Pope Francis asked for forgiveness for crimes committed by the Catholic Church during the colonization of the Americas at a summit in Bolivia, home to one of the region’s largest indigenous populations.
“I say with sorrow that the church has committed many serious sins against the indigenous peoples of America in the name of God,” Francis said to applause at a summit of popular movements in Santa Cruz, Bolivia on Thursday. “I humbly ask for forgiveness not only for the offenses of the church itself, but also for the crimes against native peoples during the so-called conquest of America.”
Pope Francis, on his second stop in a three-nation tour of Latin America, also defended the church and denounced the modern-day persecution of its members for speaking out against injustices and powerful interests.
“Today we are dismayed to see how in the Middle East and elsewhere in the world many of our brothers and sisters are persecuted, tortured and killed for their faith in Jesus,” Francis said. “This too needs to be denounced,” he said; in this “third world war,” waged piecemeal, “which we are now experiencing, a form of genocide is taking place, and it must end.”
‘Looting’ the Earth
The pope reiterated his call for a greater defense of the environment, saying modern capitalism is “looting” the earth and pushed world leaders to take concrete steps to protect nature.

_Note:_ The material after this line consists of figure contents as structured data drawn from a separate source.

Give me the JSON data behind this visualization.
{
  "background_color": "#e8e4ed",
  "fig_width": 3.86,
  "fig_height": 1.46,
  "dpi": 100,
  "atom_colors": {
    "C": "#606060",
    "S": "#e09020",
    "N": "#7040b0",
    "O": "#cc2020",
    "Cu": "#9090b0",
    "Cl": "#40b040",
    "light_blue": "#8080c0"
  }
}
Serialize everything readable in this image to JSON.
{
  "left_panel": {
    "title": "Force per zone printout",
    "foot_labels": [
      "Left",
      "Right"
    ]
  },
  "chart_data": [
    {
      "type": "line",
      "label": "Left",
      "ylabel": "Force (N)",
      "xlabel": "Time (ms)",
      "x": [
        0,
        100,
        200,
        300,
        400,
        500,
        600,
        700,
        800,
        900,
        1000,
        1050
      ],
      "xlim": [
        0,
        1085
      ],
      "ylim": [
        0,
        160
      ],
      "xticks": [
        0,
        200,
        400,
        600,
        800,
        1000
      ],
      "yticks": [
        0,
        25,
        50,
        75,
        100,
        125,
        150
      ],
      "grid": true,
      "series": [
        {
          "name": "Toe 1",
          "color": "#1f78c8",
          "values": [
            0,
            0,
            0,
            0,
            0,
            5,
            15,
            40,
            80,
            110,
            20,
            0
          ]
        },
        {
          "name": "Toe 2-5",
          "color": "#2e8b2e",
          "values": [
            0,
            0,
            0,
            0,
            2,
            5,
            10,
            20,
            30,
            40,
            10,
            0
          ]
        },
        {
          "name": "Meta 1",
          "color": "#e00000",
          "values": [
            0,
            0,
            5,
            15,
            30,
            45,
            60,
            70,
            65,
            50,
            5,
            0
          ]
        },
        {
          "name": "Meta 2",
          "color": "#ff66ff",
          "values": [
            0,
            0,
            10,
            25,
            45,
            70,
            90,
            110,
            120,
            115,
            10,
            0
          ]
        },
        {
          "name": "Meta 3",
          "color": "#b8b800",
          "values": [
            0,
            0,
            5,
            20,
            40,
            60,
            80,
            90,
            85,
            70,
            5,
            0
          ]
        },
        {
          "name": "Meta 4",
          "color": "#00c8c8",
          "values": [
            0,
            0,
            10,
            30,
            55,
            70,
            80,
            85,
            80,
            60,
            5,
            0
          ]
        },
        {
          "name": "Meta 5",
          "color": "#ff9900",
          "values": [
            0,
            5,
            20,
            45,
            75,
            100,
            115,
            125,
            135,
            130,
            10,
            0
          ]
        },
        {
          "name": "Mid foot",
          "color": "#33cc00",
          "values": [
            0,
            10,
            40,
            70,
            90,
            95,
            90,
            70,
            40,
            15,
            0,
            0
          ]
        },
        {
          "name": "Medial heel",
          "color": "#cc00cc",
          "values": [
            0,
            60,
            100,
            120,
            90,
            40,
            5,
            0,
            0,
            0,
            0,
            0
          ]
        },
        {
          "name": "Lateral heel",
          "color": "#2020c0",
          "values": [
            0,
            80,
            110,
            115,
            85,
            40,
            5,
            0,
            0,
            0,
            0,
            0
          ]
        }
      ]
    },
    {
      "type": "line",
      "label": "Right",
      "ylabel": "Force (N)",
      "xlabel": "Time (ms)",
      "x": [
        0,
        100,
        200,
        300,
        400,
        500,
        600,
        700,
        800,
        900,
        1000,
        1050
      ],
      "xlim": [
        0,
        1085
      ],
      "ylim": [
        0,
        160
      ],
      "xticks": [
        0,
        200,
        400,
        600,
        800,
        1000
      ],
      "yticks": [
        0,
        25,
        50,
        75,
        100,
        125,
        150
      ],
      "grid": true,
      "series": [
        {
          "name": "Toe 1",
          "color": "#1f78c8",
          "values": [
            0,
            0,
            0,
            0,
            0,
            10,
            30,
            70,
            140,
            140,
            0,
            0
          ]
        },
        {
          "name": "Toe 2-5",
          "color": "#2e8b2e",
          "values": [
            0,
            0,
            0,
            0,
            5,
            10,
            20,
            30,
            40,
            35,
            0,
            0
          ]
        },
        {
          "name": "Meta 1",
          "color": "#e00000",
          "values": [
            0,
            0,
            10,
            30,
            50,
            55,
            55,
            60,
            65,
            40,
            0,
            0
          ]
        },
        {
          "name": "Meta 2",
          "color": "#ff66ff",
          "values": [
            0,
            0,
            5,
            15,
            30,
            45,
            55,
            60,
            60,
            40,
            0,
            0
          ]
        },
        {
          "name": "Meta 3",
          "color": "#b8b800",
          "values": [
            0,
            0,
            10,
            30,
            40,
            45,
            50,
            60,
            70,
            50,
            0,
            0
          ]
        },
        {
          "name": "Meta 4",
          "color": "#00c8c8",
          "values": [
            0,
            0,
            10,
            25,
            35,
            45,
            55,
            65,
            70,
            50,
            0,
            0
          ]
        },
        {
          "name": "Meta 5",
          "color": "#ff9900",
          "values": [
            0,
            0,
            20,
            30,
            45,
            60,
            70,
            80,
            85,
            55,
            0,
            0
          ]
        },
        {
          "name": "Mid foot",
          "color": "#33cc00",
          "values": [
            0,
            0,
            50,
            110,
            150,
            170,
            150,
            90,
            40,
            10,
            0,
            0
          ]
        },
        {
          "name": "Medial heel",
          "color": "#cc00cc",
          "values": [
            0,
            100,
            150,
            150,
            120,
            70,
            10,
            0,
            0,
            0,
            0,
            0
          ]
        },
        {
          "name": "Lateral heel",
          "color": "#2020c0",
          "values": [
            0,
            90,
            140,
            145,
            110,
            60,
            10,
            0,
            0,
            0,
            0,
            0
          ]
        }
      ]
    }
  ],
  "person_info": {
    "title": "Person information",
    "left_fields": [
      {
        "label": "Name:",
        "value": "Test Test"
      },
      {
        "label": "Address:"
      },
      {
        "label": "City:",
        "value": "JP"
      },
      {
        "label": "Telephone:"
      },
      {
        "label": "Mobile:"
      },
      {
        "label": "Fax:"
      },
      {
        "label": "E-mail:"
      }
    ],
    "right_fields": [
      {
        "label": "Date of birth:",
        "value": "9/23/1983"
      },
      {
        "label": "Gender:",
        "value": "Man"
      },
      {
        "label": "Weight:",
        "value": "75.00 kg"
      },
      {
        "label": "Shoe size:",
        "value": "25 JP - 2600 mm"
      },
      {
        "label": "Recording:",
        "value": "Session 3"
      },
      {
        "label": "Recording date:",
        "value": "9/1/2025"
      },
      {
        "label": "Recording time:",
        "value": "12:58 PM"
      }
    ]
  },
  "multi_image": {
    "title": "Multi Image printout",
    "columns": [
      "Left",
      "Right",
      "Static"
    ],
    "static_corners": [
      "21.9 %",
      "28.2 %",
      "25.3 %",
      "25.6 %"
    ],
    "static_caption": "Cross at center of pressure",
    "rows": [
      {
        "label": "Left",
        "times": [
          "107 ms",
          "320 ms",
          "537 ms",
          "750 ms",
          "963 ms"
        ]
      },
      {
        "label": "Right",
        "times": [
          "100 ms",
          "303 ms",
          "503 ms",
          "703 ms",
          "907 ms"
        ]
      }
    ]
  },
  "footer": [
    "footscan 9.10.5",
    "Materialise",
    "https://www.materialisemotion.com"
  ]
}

The comments echo his encyclical Laudato Si (Praised Be) on the environment, a letter to bishops in which he attacked political and business leaders for the impact of profit-motivated development on the environment.

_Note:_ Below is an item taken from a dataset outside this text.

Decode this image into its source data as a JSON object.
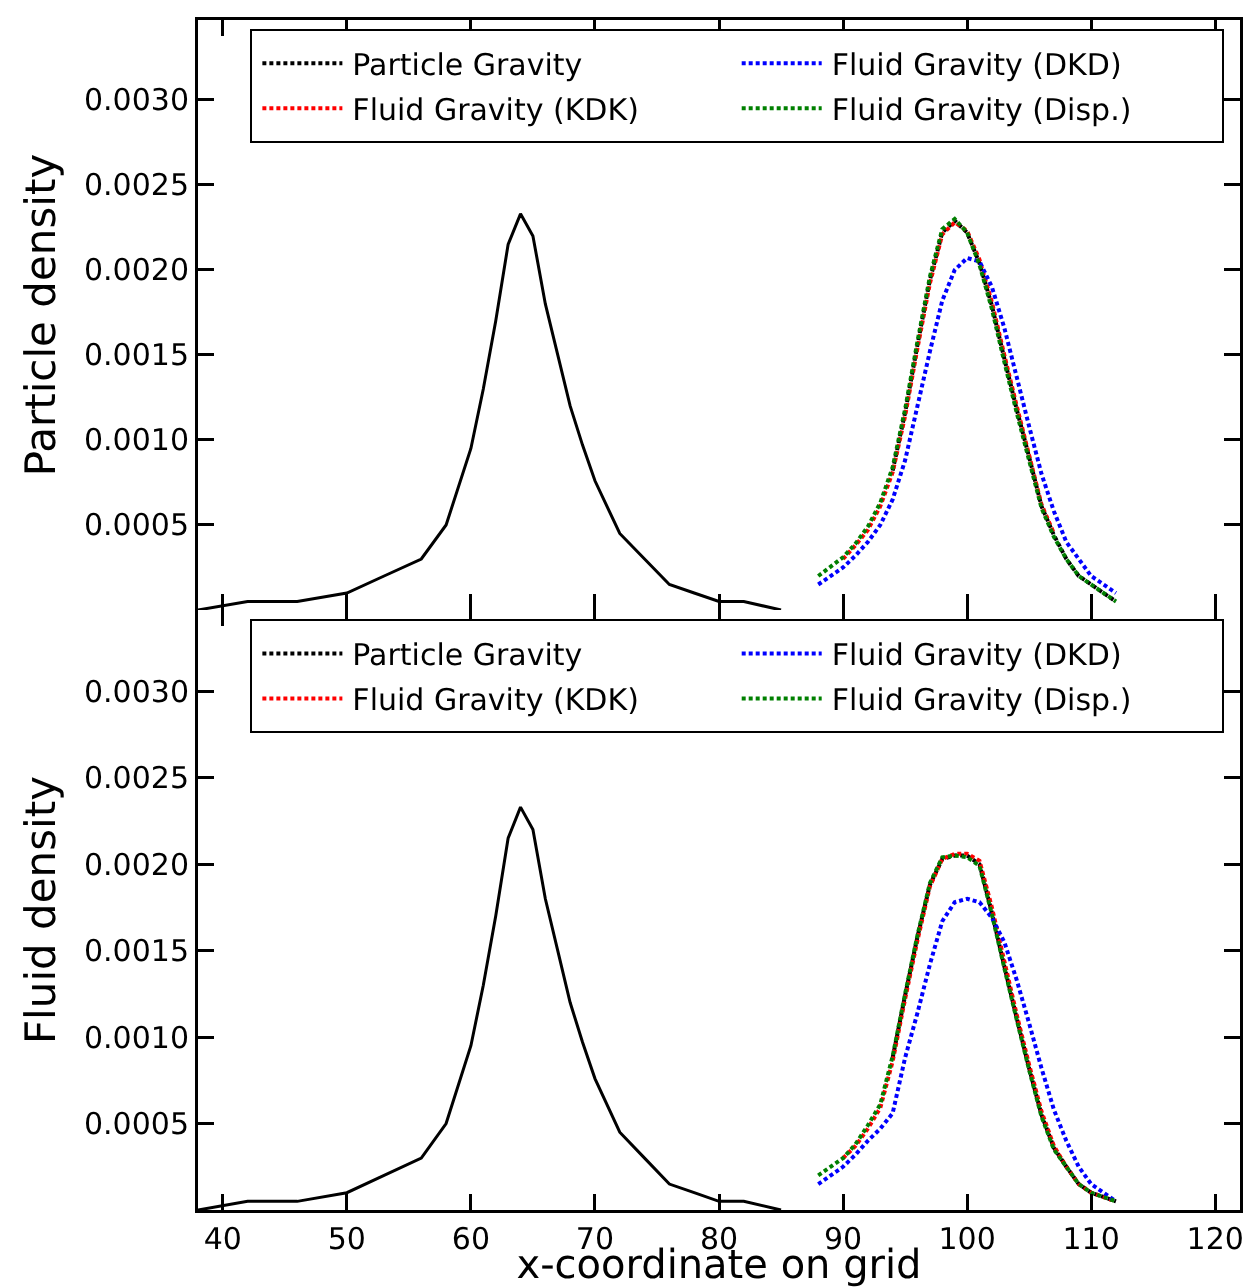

“Perhaps the most important thing we can do today is defend Mother Earth,” the pope said. “We can’t allow certain interests, which are global but not universal, to impose and subject nations and international organizations and continue destroying creation.”
Pope Francis is scheduled to fly to Paraguay Friday, where he will meet with President Horacio Cartes, and celebrate a mass on Saturday. He is scheduled to leave for Rome on July 12.